Yvonne Schoenek fliegt seit 22 Jahren. Mit dem Kunstfliegen hat die Pilotin aber erst vor etwa vier Jahren angefangen. Die Air-Show am Wochenende auf der Brandensteinsebene ist für Yvonne Schoenek eine Premiere, sie ist zum ersten Mal in Coburg dabei. "Fliegen war schon immer mein Traum", sagt sie und blickt zu ihrer knallroten Extra 330 SCE. Normalerweise ist die Kunstfliegerin mit etwas größeren Maschinen unterwegs, denn sie arbeitet als Kapitänin bei der Lufthansa City. Den Reiz, einmal mit dem Passagierflieger einen Looping zu drehen, verspüre sie aber nie, verrät sie. "Arbeit und Hobby werden bei mir getrennt."

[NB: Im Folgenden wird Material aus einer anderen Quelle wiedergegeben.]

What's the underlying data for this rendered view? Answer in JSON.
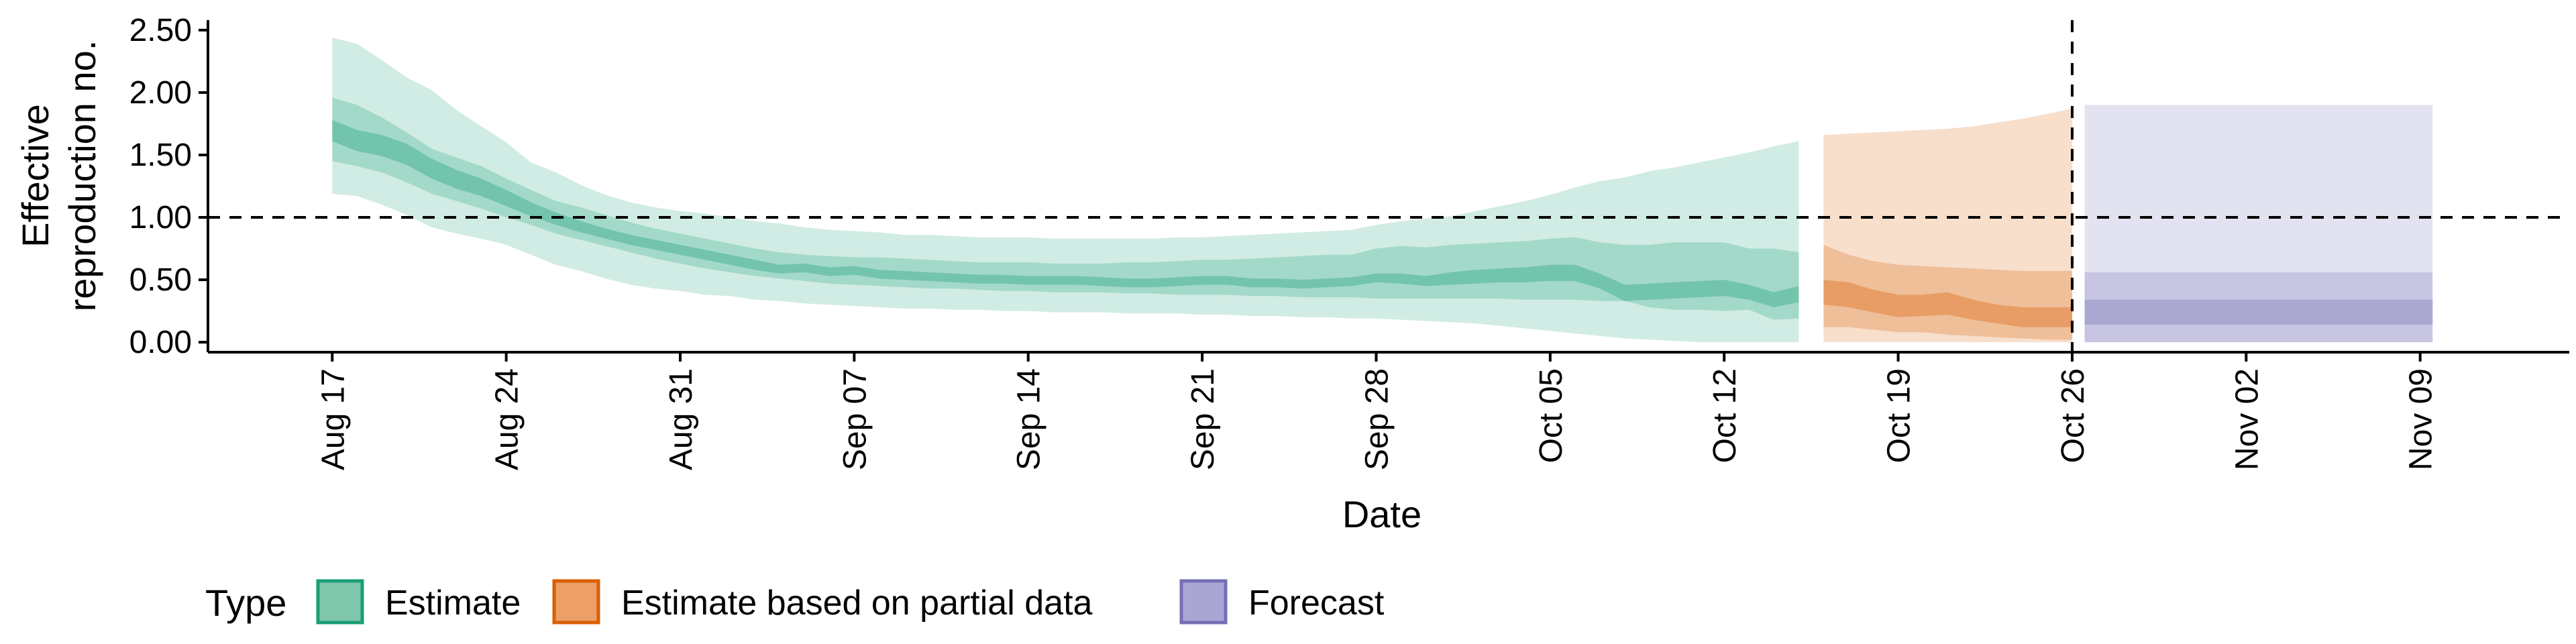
{
  "chart_data": {
    "type": "area",
    "xlabel": "Date",
    "ylabel_lines": [
      "Effective",
      "reproduction no."
    ],
    "ylim": [
      -0.08,
      2.58
    ],
    "xlim": [
      "2020-08-12",
      "2020-11-15"
    ],
    "y_ticks": [
      {
        "value": 0.0,
        "label": "0.00"
      },
      {
        "value": 0.5,
        "label": "0.50"
      },
      {
        "value": 1.0,
        "label": "1.00"
      },
      {
        "value": 1.5,
        "label": "1.50"
      },
      {
        "value": 2.0,
        "label": "2.00"
      },
      {
        "value": 2.5,
        "label": "2.50"
      }
    ],
    "x_ticks": [
      {
        "date": "2020-08-17",
        "label": "Aug 17"
      },
      {
        "date": "2020-08-24",
        "label": "Aug 24"
      },
      {
        "date": "2020-08-31",
        "label": "Aug 31"
      },
      {
        "date": "2020-09-07",
        "label": "Sep 07"
      },
      {
        "date": "2020-09-14",
        "label": "Sep 14"
      },
      {
        "date": "2020-09-21",
        "label": "Sep 21"
      },
      {
        "date": "2020-09-28",
        "label": "Sep 28"
      },
      {
        "date": "2020-10-05",
        "label": "Oct 05"
      },
      {
        "date": "2020-10-12",
        "label": "Oct 12"
      },
      {
        "date": "2020-10-19",
        "label": "Oct 19"
      },
      {
        "date": "2020-10-26",
        "label": "Oct 26"
      },
      {
        "date": "2020-11-02",
        "label": "Nov 02"
      },
      {
        "date": "2020-11-09",
        "label": "Nov 09"
      }
    ],
    "reference_lines": {
      "horizontal_y": 1.0,
      "vertical_date": "2020-10-26"
    },
    "legend": {
      "title": "Type",
      "placement": "bottom",
      "entries": [
        {
          "name": "Estimate",
          "fill": "#7fc6ad",
          "border": "#1b9e77"
        },
        {
          "name": "Estimate based on partial data",
          "fill": "#ec9f66",
          "border": "#d95f02"
        },
        {
          "name": "Forecast",
          "fill": "#aaa6d4",
          "border": "#7570b3"
        }
      ]
    },
    "series": [
      {
        "name": "Estimate",
        "color": "#1b9e77",
        "x": [
          "2020-08-17",
          "2020-08-18",
          "2020-08-19",
          "2020-08-20",
          "2020-08-21",
          "2020-08-22",
          "2020-08-23",
          "2020-08-24",
          "2020-08-25",
          "2020-08-26",
          "2020-08-27",
          "2020-08-28",
          "2020-08-29",
          "2020-08-30",
          "2020-08-31",
          "2020-09-01",
          "2020-09-02",
          "2020-09-03",
          "2020-09-04",
          "2020-09-05",
          "2020-09-06",
          "2020-09-07",
          "2020-09-08",
          "2020-09-09",
          "2020-09-10",
          "2020-09-11",
          "2020-09-12",
          "2020-09-13",
          "2020-09-14",
          "2020-09-15",
          "2020-09-16",
          "2020-09-17",
          "2020-09-18",
          "2020-09-19",
          "2020-09-20",
          "2020-09-21",
          "2020-09-22",
          "2020-09-23",
          "2020-09-24",
          "2020-09-25",
          "2020-09-26",
          "2020-09-27",
          "2020-09-28",
          "2020-09-29",
          "2020-09-30",
          "2020-10-01",
          "2020-10-02",
          "2020-10-03",
          "2020-10-04",
          "2020-10-05",
          "2020-10-06",
          "2020-10-07",
          "2020-10-08",
          "2020-10-09",
          "2020-10-10",
          "2020-10-11",
          "2020-10-12",
          "2020-10-13",
          "2020-10-14",
          "2020-10-15"
        ],
        "lower_90": [
          1.19,
          1.17,
          1.1,
          1.02,
          0.92,
          0.87,
          0.83,
          0.78,
          0.7,
          0.62,
          0.57,
          0.51,
          0.46,
          0.43,
          0.41,
          0.38,
          0.37,
          0.34,
          0.33,
          0.31,
          0.3,
          0.29,
          0.28,
          0.27,
          0.27,
          0.26,
          0.26,
          0.25,
          0.25,
          0.24,
          0.24,
          0.24,
          0.23,
          0.23,
          0.23,
          0.22,
          0.22,
          0.21,
          0.21,
          0.2,
          0.2,
          0.19,
          0.19,
          0.18,
          0.17,
          0.16,
          0.15,
          0.13,
          0.11,
          0.09,
          0.07,
          0.05,
          0.03,
          0.02,
          0.01,
          0.0,
          0.0,
          0.0,
          0.0,
          0.0
        ],
        "upper_90": [
          2.44,
          2.39,
          2.26,
          2.12,
          2.02,
          1.86,
          1.73,
          1.6,
          1.44,
          1.36,
          1.26,
          1.18,
          1.12,
          1.08,
          1.05,
          1.03,
          1.0,
          0.97,
          0.95,
          0.92,
          0.9,
          0.89,
          0.88,
          0.86,
          0.86,
          0.85,
          0.84,
          0.84,
          0.84,
          0.83,
          0.83,
          0.83,
          0.83,
          0.83,
          0.84,
          0.84,
          0.85,
          0.86,
          0.87,
          0.88,
          0.89,
          0.9,
          0.94,
          0.97,
          0.99,
          1.01,
          1.05,
          1.09,
          1.13,
          1.18,
          1.24,
          1.29,
          1.32,
          1.37,
          1.4,
          1.44,
          1.48,
          1.52,
          1.57,
          1.61
        ],
        "lower_50": [
          1.45,
          1.41,
          1.36,
          1.28,
          1.19,
          1.13,
          1.07,
          1.0,
          0.94,
          0.87,
          0.82,
          0.77,
          0.72,
          0.67,
          0.63,
          0.59,
          0.56,
          0.53,
          0.51,
          0.49,
          0.47,
          0.46,
          0.45,
          0.44,
          0.43,
          0.43,
          0.42,
          0.41,
          0.41,
          0.4,
          0.4,
          0.4,
          0.39,
          0.39,
          0.38,
          0.38,
          0.38,
          0.37,
          0.37,
          0.36,
          0.36,
          0.36,
          0.35,
          0.35,
          0.35,
          0.35,
          0.35,
          0.35,
          0.34,
          0.34,
          0.34,
          0.33,
          0.33,
          0.28,
          0.26,
          0.26,
          0.25,
          0.26,
          0.18,
          0.19
        ],
        "upper_50": [
          1.96,
          1.9,
          1.8,
          1.68,
          1.55,
          1.48,
          1.41,
          1.31,
          1.22,
          1.13,
          1.08,
          1.02,
          0.96,
          0.91,
          0.87,
          0.83,
          0.79,
          0.75,
          0.72,
          0.7,
          0.69,
          0.68,
          0.68,
          0.67,
          0.66,
          0.65,
          0.64,
          0.64,
          0.64,
          0.63,
          0.63,
          0.63,
          0.64,
          0.64,
          0.65,
          0.66,
          0.66,
          0.67,
          0.68,
          0.69,
          0.7,
          0.7,
          0.75,
          0.77,
          0.76,
          0.78,
          0.79,
          0.8,
          0.81,
          0.83,
          0.84,
          0.8,
          0.78,
          0.78,
          0.8,
          0.8,
          0.8,
          0.75,
          0.75,
          0.72
        ],
        "lower_20": [
          1.61,
          1.53,
          1.49,
          1.42,
          1.31,
          1.23,
          1.17,
          1.09,
          1.01,
          0.94,
          0.88,
          0.83,
          0.78,
          0.74,
          0.7,
          0.66,
          0.62,
          0.58,
          0.55,
          0.56,
          0.53,
          0.54,
          0.51,
          0.5,
          0.49,
          0.48,
          0.47,
          0.47,
          0.46,
          0.46,
          0.46,
          0.45,
          0.44,
          0.44,
          0.45,
          0.46,
          0.46,
          0.44,
          0.44,
          0.43,
          0.44,
          0.45,
          0.48,
          0.47,
          0.45,
          0.46,
          0.47,
          0.48,
          0.48,
          0.49,
          0.49,
          0.43,
          0.33,
          0.34,
          0.35,
          0.36,
          0.37,
          0.34,
          0.28,
          0.32
        ],
        "upper_20": [
          1.78,
          1.7,
          1.66,
          1.59,
          1.47,
          1.38,
          1.31,
          1.22,
          1.12,
          1.04,
          0.97,
          0.91,
          0.86,
          0.82,
          0.78,
          0.74,
          0.7,
          0.66,
          0.62,
          0.63,
          0.6,
          0.61,
          0.58,
          0.57,
          0.56,
          0.55,
          0.54,
          0.54,
          0.53,
          0.53,
          0.53,
          0.52,
          0.51,
          0.51,
          0.52,
          0.53,
          0.53,
          0.51,
          0.51,
          0.5,
          0.51,
          0.52,
          0.55,
          0.55,
          0.53,
          0.56,
          0.58,
          0.59,
          0.6,
          0.62,
          0.62,
          0.55,
          0.46,
          0.47,
          0.48,
          0.49,
          0.5,
          0.46,
          0.4,
          0.45
        ]
      },
      {
        "name": "Estimate based on partial data",
        "color": "#d95f02",
        "x": [
          "2020-10-16",
          "2020-10-17",
          "2020-10-18",
          "2020-10-19",
          "2020-10-20",
          "2020-10-21",
          "2020-10-22",
          "2020-10-23",
          "2020-10-24",
          "2020-10-25",
          "2020-10-26"
        ],
        "lower_90": [
          0.0,
          0.0,
          0.0,
          0.0,
          0.0,
          0.0,
          0.0,
          0.0,
          0.0,
          0.0,
          0.0
        ],
        "upper_90": [
          1.66,
          1.67,
          1.68,
          1.69,
          1.7,
          1.71,
          1.73,
          1.76,
          1.79,
          1.83,
          1.87
        ],
        "lower_50": [
          0.12,
          0.12,
          0.1,
          0.08,
          0.08,
          0.06,
          0.05,
          0.04,
          0.03,
          0.02,
          0.02
        ],
        "upper_50": [
          0.78,
          0.7,
          0.65,
          0.62,
          0.61,
          0.6,
          0.59,
          0.58,
          0.57,
          0.57,
          0.57
        ],
        "lower_20": [
          0.3,
          0.28,
          0.24,
          0.2,
          0.21,
          0.22,
          0.18,
          0.15,
          0.12,
          0.12,
          0.12
        ],
        "upper_20": [
          0.5,
          0.48,
          0.42,
          0.38,
          0.38,
          0.4,
          0.34,
          0.3,
          0.28,
          0.28,
          0.28
        ]
      },
      {
        "name": "Forecast",
        "color": "#7570b3",
        "x": [
          "2020-10-27",
          "2020-11-09"
        ],
        "lower_90": [
          0.0,
          0.0
        ],
        "upper_90": [
          1.9,
          1.9
        ],
        "lower_50": [
          0.0,
          0.0
        ],
        "upper_50": [
          0.56,
          0.56
        ],
        "lower_20": [
          0.14,
          0.14
        ],
        "upper_20": [
          0.34,
          0.34
        ]
      }
    ]
  }
}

Als Yvonne Schoenek am Samstag mit ihrem Flugzeug durch die Coburger Wolken fegt, versetzt sie die Zuschauer in Staunen. Mit Hilfe von Rauchmaschinen und durch beeindruckende Flugfiguren zaubert sie Muster in den blauen Himmel, die dank des schönen Wetters noch besser zur Geltung kommen. Als sie mitten im Flug plötzlich den Motor abstellt und den Eindruck vermittelt, sie stürze ab, veschlägt es dem einen oder anderen Zuschauer doch kurz den Atem. Doch gleich darauf rauscht die Pilotin in den nächsten Looping und lässt die Besucher erleichert aufatmen. Mit begeistertem Applaus empfängt das Publikum die Fliegerin zurück am Boden und auch Yvonne Schoenek hatte riesigen Spaß: "Fliegen ist die schönste Sache auf der Welt."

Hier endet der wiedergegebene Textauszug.